No end to profiteering and rorts at the top end of town

Last year, Treasurer Joe Hockey famously declared that Australia needed to be a nation of “lifters, not leaners”.

The Coalition wants us to believe workers and the poor have it easy—and that the funds for their coveted budget surplus should be taken from our pockets. Labor leaders, for their part, largely agree.

But a look at the facts demonstrates that it’s the big end of town that’s doing the leaning—and while they tax evade and profiteer, for those of us doing the lifting, inequality and poverty is on the increase.

Recent revelations have exposed the extent of tax evasion by the big corporates.

Neil Chenoweth in the Australian Financial Review tells us that Apple, “has shifted an estimated $8.9 billion in untaxed profits from its Australian operations to a tax haven structure in Ireland in the last decade.” It’s not just one bad Apple.

As The Tax Justice Network and United Voice report, Who pays for our common wealth? says:

Overall, the effective tax rate of ASX 200 companies over the last decade is only 23 per cent.

If the largest Australian listed companies paid taxes at the statutory corporate tax rate of 30 per cent, it would produce an additional $8.4 billion in annual revenues.

Within the ASX 200 companies nearly one-third have an average effective tax rate (ETR) of 10 per cent or less and 57 per cent disclose subsidiaries in secrecy jurisdictions (tax havens).

According to the Senate Inquiry into Big Business Tax Avoidance multinational pharmaceutical companies extracted $8 billion in revenue from Australia.

That includes $3.5 billion from the Pharmaceutical Benefits Scheme. They paid just $80 million in Australian tax, or 1 per cent of revenue.

Laura Tingle said in 2011 in the Australian Financial Review that mining magnate Andrew “Twiggy” Forrest, “has never signed a corporate income tax cheque for any of the listed companies he has run in the past 16 years. And FMG has another $700 million in tax losses still to bring to account before he will have to do so.”

According to Sarah Kimmorley in Business Insider, Clive Palmer’s companies, Mineralogy Group, QNI Resources and QNI Metals, have not paid income tax for the last 6 years.

The Australia Institute has told us that mining companies also receive $4.5 billion in taxpayer funded subsidies.

Google has arranged its affairs so that in 2013 it paid just $470,000 tax in Australia on revenues from Australia of more than $2 billion.
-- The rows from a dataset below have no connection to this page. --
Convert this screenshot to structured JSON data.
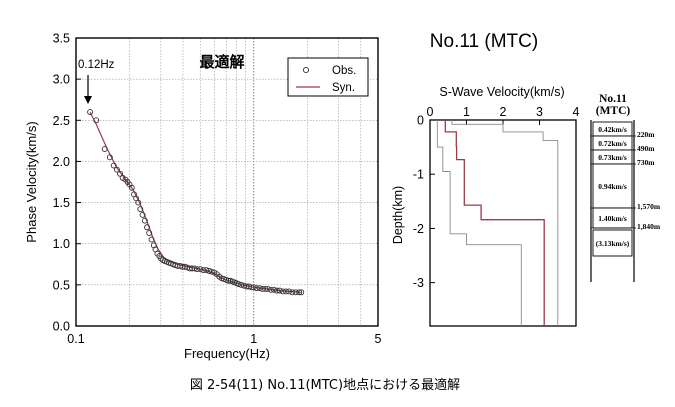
{
  "figure_caption": "図 2-54(11)  No.11(MTC)地点における最適解",
  "station_title": "No.11 (MTC)",
  "colors": {
    "syn": "#9b3a4a",
    "obs_marker": "#333333",
    "grid": "#9a9a9a",
    "bound": "#8a8a8a"
  },
  "chart_data": [
    {
      "id": "dispersion",
      "type": "scatter",
      "title": "最適解",
      "xlabel": "Frequency(Hz)",
      "ylabel": "Phase Velocity(km/s)",
      "xscale": "log",
      "xlim": [
        0.1,
        5
      ],
      "ylim": [
        0,
        3.5
      ],
      "xticks": [
        0.1,
        1,
        5
      ],
      "xtick_labels": [
        "0.1",
        "1",
        "5"
      ],
      "yticks": [
        0,
        0.5,
        1.0,
        1.5,
        2.0,
        2.5,
        3.0,
        3.5
      ],
      "ytick_labels": [
        "0.0",
        "0.5",
        "1.0",
        "1.5",
        "2.0",
        "2.5",
        "3.0",
        "3.5"
      ],
      "grid": true,
      "legend_position": "top-right",
      "annotation": "0.12Hz",
      "series": [
        {
          "name": "Obs.",
          "marker": "open-circle",
          "x": [
            0.12,
            0.13,
            0.145,
            0.155,
            0.163,
            0.17,
            0.177,
            0.183,
            0.19,
            0.195,
            0.2,
            0.206,
            0.212,
            0.218,
            0.224,
            0.23,
            0.237,
            0.244,
            0.251,
            0.258,
            0.266,
            0.274,
            0.28,
            0.287,
            0.294,
            0.301,
            0.308,
            0.316,
            0.324,
            0.333,
            0.342,
            0.352,
            0.362,
            0.373,
            0.385,
            0.397,
            0.41,
            0.423,
            0.437,
            0.45,
            0.464,
            0.48,
            0.5,
            0.52,
            0.54,
            0.56,
            0.58,
            0.6,
            0.62,
            0.64,
            0.66,
            0.68,
            0.7,
            0.72,
            0.74,
            0.76,
            0.78,
            0.8,
            0.82,
            0.85,
            0.88,
            0.91,
            0.94,
            0.97,
            1.0,
            1.04,
            1.08,
            1.12,
            1.16,
            1.2,
            1.25,
            1.3,
            1.35,
            1.4,
            1.46,
            1.52,
            1.58,
            1.65,
            1.72,
            1.8,
            1.85
          ],
          "y": [
            2.6,
            2.5,
            2.15,
            2.05,
            1.95,
            1.9,
            1.85,
            1.8,
            1.78,
            1.75,
            1.72,
            1.68,
            1.6,
            1.55,
            1.5,
            1.42,
            1.35,
            1.28,
            1.2,
            1.13,
            1.05,
            0.98,
            0.93,
            0.88,
            0.85,
            0.82,
            0.8,
            0.79,
            0.78,
            0.77,
            0.76,
            0.75,
            0.74,
            0.73,
            0.73,
            0.72,
            0.72,
            0.71,
            0.7,
            0.7,
            0.7,
            0.69,
            0.69,
            0.68,
            0.68,
            0.67,
            0.66,
            0.65,
            0.63,
            0.6,
            0.58,
            0.57,
            0.56,
            0.55,
            0.55,
            0.54,
            0.53,
            0.52,
            0.51,
            0.5,
            0.49,
            0.48,
            0.48,
            0.47,
            0.47,
            0.46,
            0.46,
            0.45,
            0.45,
            0.45,
            0.44,
            0.44,
            0.43,
            0.43,
            0.42,
            0.42,
            0.42,
            0.41,
            0.41,
            0.41,
            0.41
          ]
        },
        {
          "name": "Syn.",
          "marker": "line",
          "x": [
            0.12,
            0.13,
            0.15,
            0.17,
            0.19,
            0.21,
            0.23,
            0.25,
            0.27,
            0.29,
            0.31,
            0.33,
            0.36,
            0.4,
            0.45,
            0.5,
            0.55,
            0.6,
            0.65,
            0.7,
            0.8,
            0.9,
            1.0,
            1.2,
            1.4,
            1.6,
            1.85
          ],
          "y": [
            2.6,
            2.45,
            2.15,
            1.92,
            1.78,
            1.65,
            1.48,
            1.28,
            1.08,
            0.93,
            0.84,
            0.79,
            0.76,
            0.73,
            0.71,
            0.69,
            0.67,
            0.64,
            0.59,
            0.56,
            0.52,
            0.49,
            0.47,
            0.45,
            0.43,
            0.42,
            0.41
          ]
        }
      ]
    },
    {
      "id": "vs-profile",
      "type": "line",
      "title": "S-Wave Velocity(km/s)",
      "ylabel": "Depth(km)",
      "xlim": [
        0,
        4
      ],
      "ylim": [
        -3.8,
        0
      ],
      "xticks": [
        0,
        1,
        2,
        3,
        4
      ],
      "xtick_labels": [
        "0",
        "1",
        "2",
        "3",
        "4"
      ],
      "yticks": [
        0,
        -1,
        -2,
        -3
      ],
      "ytick_labels": [
        "0",
        "-1",
        "-2",
        "-3"
      ],
      "grid": false,
      "series": [
        {
          "role": "best",
          "x": [
            0.42,
            0.42,
            0.72,
            0.72,
            0.73,
            0.73,
            0.94,
            0.94,
            1.4,
            1.4,
            3.13,
            3.13
          ],
          "y": [
            0,
            -0.22,
            -0.22,
            -0.49,
            -0.49,
            -0.73,
            -0.73,
            -1.57,
            -1.57,
            -1.84,
            -1.84,
            -3.8
          ]
        },
        {
          "role": "lower-bound",
          "x": [
            0.2,
            0.2,
            0.35,
            0.35,
            0.55,
            0.55,
            1.0,
            1.0,
            2.5,
            2.5
          ],
          "y": [
            0,
            -0.5,
            -0.5,
            -0.95,
            -0.95,
            -2.1,
            -2.1,
            -2.3,
            -2.3,
            -3.8
          ]
        },
        {
          "role": "upper-bound",
          "x": [
            0.6,
            0.6,
            2.0,
            2.0,
            3.1,
            3.1,
            3.5,
            3.5
          ],
          "y": [
            0,
            -0.08,
            -0.08,
            -0.22,
            -0.22,
            -0.38,
            -0.38,
            -3.8
          ]
        }
      ]
    }
  ],
  "layer_table": {
    "title_line1": "No.11",
    "title_line2": "(MTC)",
    "layers": [
      {
        "velocity": "0.42km/s",
        "bottom": "220m"
      },
      {
        "velocity": "0.72km/s",
        "bottom": "490m"
      },
      {
        "velocity": "0.73km/s",
        "bottom": "730m"
      },
      {
        "velocity": "0.94km/s",
        "bottom": "1,570m"
      },
      {
        "velocity": "1.40km/s",
        "bottom": "1,840m"
      },
      {
        "velocity": "(3.13km/s)",
        "bottom": ""
      }
    ]
  }
}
One estimate is that it should be paying around $136 million in tax Australia.

In 2013 Rupert Murdoch’s News Corp group got back $882 million in tax, a refund which was a big contributor to the increase in the budget deficit Hockey announced in December 2013.

Hockey then used that deficit increase to justify the brutal 2014 budget attacks on the poor and working class.

And while business has being paying so little tax, they have been increasing their share of profits. According to the Australian Bureau of Statistics the share of total factor income going to labour has fallen dramatically over time while that going to capital has exploded. The share of national factor income going to capital increased markedly over the same time.

Inequality growing

Bosses haven’t been working harder for the last three decades—we have. They have pocketed the gains from increasing exploitation through productivity “gains” and longer working hours.

And while their bank balances grow, the gap between rich and poor is growing. As the Australian Council of Social Service (ACOSS) puts it in its June 2015 report Inequality in Australia: A Nation Divided:

A person in the top 20 per cent income group receives around five times as much income as a person in the bottom 20 per cent. A person in the top 20 per cent wealth group has a staggering 70 times as much wealth as a person in the bottom 20 per cent.

The report also found that over the last 20 years the share of income going to those at the top has risen, while the share flowing to those in the middle and at the bottom has declined.

The same is true for wealth, with the bottom and middle having lost ground to those at the top.

The wealth of the top 20 per cent wealth group increased by 28 per cent over the period from 2004 to 2012, while by comparison the wealth of the bottom increased by just 3 per cent.

In its Poverty in Australia Report 2014 ACOSS revealed that “poverty is growing in Australia with an estimated 2.5 million people or 13.9 per cent of all people living below the internationally accepted poverty line.”

Tell me again who the real leaners are?